"...on the 12th day of March 1772, a county was formed from Albany by the Legislature of New York, to which the name "Charlotte" was given, in honor of Queen Charlotte, the wife of King George the Third. This was the actual beginning of the county of Washington; the organization having been retained from that time down, though both name and boundaries have been changed.
 "On the east of the Hudson, the south line of the new county began at the mouth of Stony creek; ran thence east three miles and three-sixteenths; thence south to the Batten Kill; thence along that stream to the south line of Princetown; and thence east to the west line of Cumberland county, which was the summit of the Green mountains. From this point to Canada those mountains formed the eastern boundary of Charlotte county. From the mouth of Stony creek, the western and southwestern line followed the windings of the Hudson up to the northwest corner of the present town of Luzerne, in Warren county, ran thence west along the present north line of Saratoga county to its northwestern corner, and thence northwardly along the present west line of Warren county extended to Canada. The north line of Charlotte was of course the south line of Canada, or the forty-fifth parallel of north latitude.

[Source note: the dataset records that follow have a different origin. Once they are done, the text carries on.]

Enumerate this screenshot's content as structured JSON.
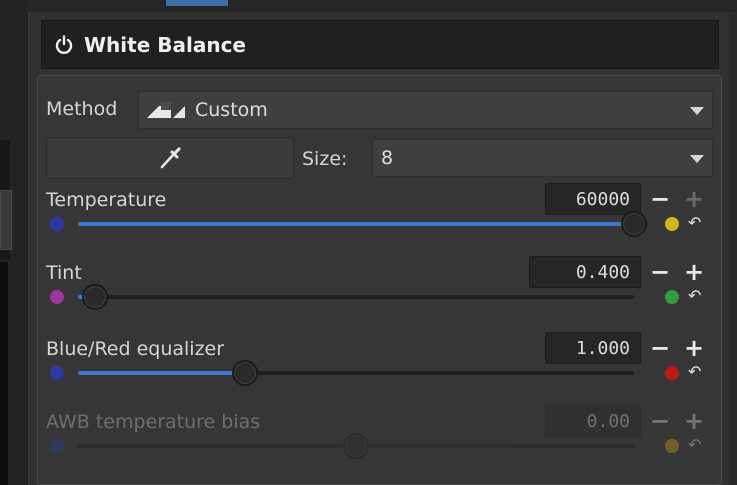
{
  "header": {
    "title": "White Balance"
  },
  "method": {
    "label": "Method",
    "value": "Custom"
  },
  "picker": {
    "size_label": "Size:",
    "size_value": "8"
  },
  "sliders": [
    {
      "label": "Temperature",
      "value": "60000",
      "fraction": 1.0,
      "left_color": "#2b39a8",
      "right_color": "#d4b514",
      "enabled": true
    },
    {
      "label": "Tint",
      "value": "0.400",
      "fraction": 0.03,
      "left_color": "#a0359e",
      "right_color": "#2fa03a",
      "enabled": true
    },
    {
      "label": "Blue/Red equalizer",
      "value": "1.000",
      "fraction": 0.3,
      "left_color": "#2b39a8",
      "right_color": "#c21818",
      "enabled": true
    },
    {
      "label": "AWB temperature bias",
      "value": "0.00",
      "fraction": 0.5,
      "left_color": "#2b39a8",
      "right_color": "#d4b514",
      "enabled": false
    }
  ],
  "icons": {
    "header": "power-icon",
    "method": "white-balance-method-icon",
    "picker": "color-picker-icon",
    "reset": "undo-icon"
  },
  "colors": {
    "accent": "#3b7bd1",
    "panel": "#363636",
    "header_bg": "#202020"
  }
}
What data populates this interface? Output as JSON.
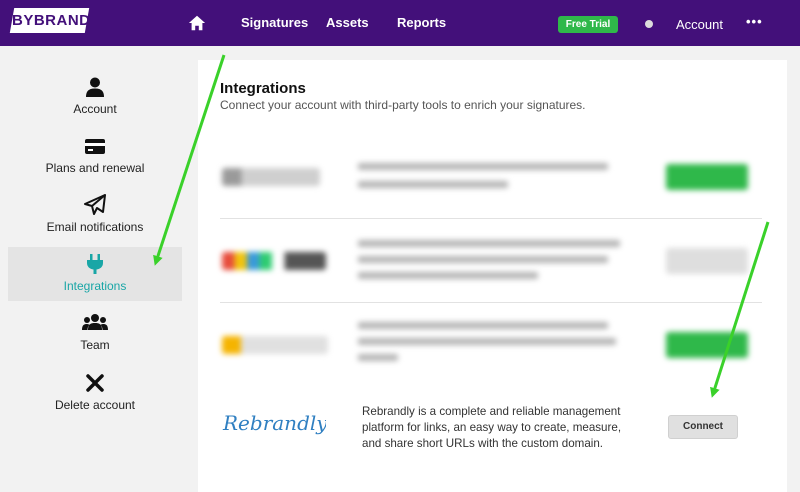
{
  "brand": {
    "logo_text": "BYBRAND"
  },
  "nav": {
    "home_icon": "home-icon",
    "items": [
      {
        "label": "Signatures"
      },
      {
        "label": "Assets"
      },
      {
        "label": "Reports"
      }
    ],
    "badge": "Free Trial",
    "account": "Account",
    "more": "•••"
  },
  "sidebar": {
    "items": [
      {
        "label": "Account",
        "icon": "user-icon"
      },
      {
        "label": "Plans and renewal",
        "icon": "credit-card-icon"
      },
      {
        "label": "Email notifications",
        "icon": "paper-plane-icon"
      },
      {
        "label": "Integrations",
        "icon": "plug-icon",
        "active": true
      },
      {
        "label": "Team",
        "icon": "users-icon"
      },
      {
        "label": "Delete account",
        "icon": "x-icon"
      }
    ]
  },
  "main": {
    "title": "Integrations",
    "subtitle": "Connect your account with third-party tools to enrich your signatures.",
    "rebrandly": {
      "logo_text": "Rebrandly",
      "description": "Rebrandly is a complete and reliable management platform for links, an easy way to create, measure, and share short URLs with the custom domain.",
      "button": "Connect"
    }
  },
  "colors": {
    "topbar": "#43107a",
    "trial_badge": "#2fb84a",
    "active_item": "#19a6a6",
    "arrow": "#3ad12a"
  }
}
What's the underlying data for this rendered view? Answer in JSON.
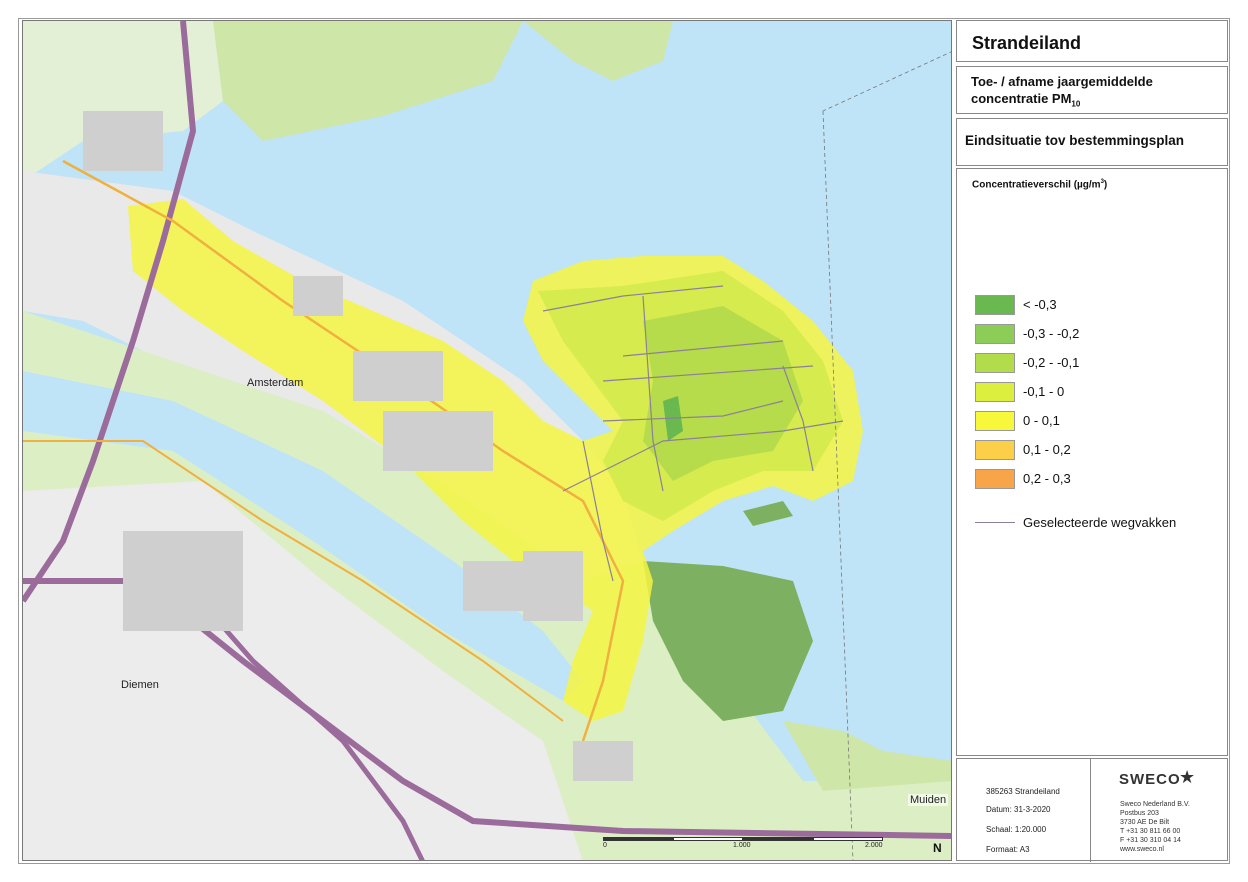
{
  "title": "Strandeiland",
  "subtitle": {
    "line1": "Toe- / afname jaargemiddelde",
    "line2_main": "concentratie PM",
    "line2_sub": "10"
  },
  "situation": "Eindsituatie tov bestemmingsplan",
  "legend": {
    "title_main": "Concentratieverschil (µg/m",
    "title_sup": "3",
    "title_end": ")",
    "items": [
      {
        "label": "< -0,3",
        "color": "#6ab850"
      },
      {
        "label": "-0,3 - -0,2",
        "color": "#8dcc57"
      },
      {
        "label": "-0,2 - -0,1",
        "color": "#b2dc4a"
      },
      {
        "label": "-0,1 - 0",
        "color": "#dcef3f"
      },
      {
        "label": "0 - 0,1",
        "color": "#f7f73c"
      },
      {
        "label": "0,1 - 0,2",
        "color": "#fbcf48"
      },
      {
        "label": "0,2 - 0,3",
        "color": "#f8a54a"
      }
    ],
    "line_item": {
      "label": "Geselecteerde wegvakken",
      "color": "#8d7f99"
    }
  },
  "map_labels": {
    "amsterdam": "Amsterdam",
    "diemen": "Diemen",
    "muiden": "Muiden",
    "north": "N"
  },
  "scale_labels": [
    "0",
    "1.000",
    "2.000"
  ],
  "project_info": {
    "project": "385263 Strandeiland",
    "date": "Datum: 31-3-2020",
    "scale": "Schaal: 1:20.000",
    "format": "Formaat: A3"
  },
  "company": {
    "logo": "SWECO",
    "icon": "sweco-figure-icon",
    "address": [
      "Sweco Nederland B.V.",
      "Postbus 203",
      "3730 AE  De Bilt",
      "T +31 30 811 66 00",
      "F +31 30 310 04 14",
      "www.sweco.nl"
    ]
  },
  "colors": {
    "water": "#bfe3f7",
    "land": "#dff0c5",
    "urban": "#f3f3f3",
    "road_main": "#9b6b9b",
    "road_secondary": "#f0b040",
    "nature": "#5c9b48"
  }
}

 "It will be seen that the present towns of Easton, Cambridge, Jackson, White Creek, and the southwest part of Greenwich, remained in Albany county. On the other hand, Charlotte county contained all that part of the present State of Vermont west of the Green mountains and north of the northwest corner of Jackson, the whole of the present counties of Warren, Essex, and Clinton in this State, and the eastern part of Franklin county."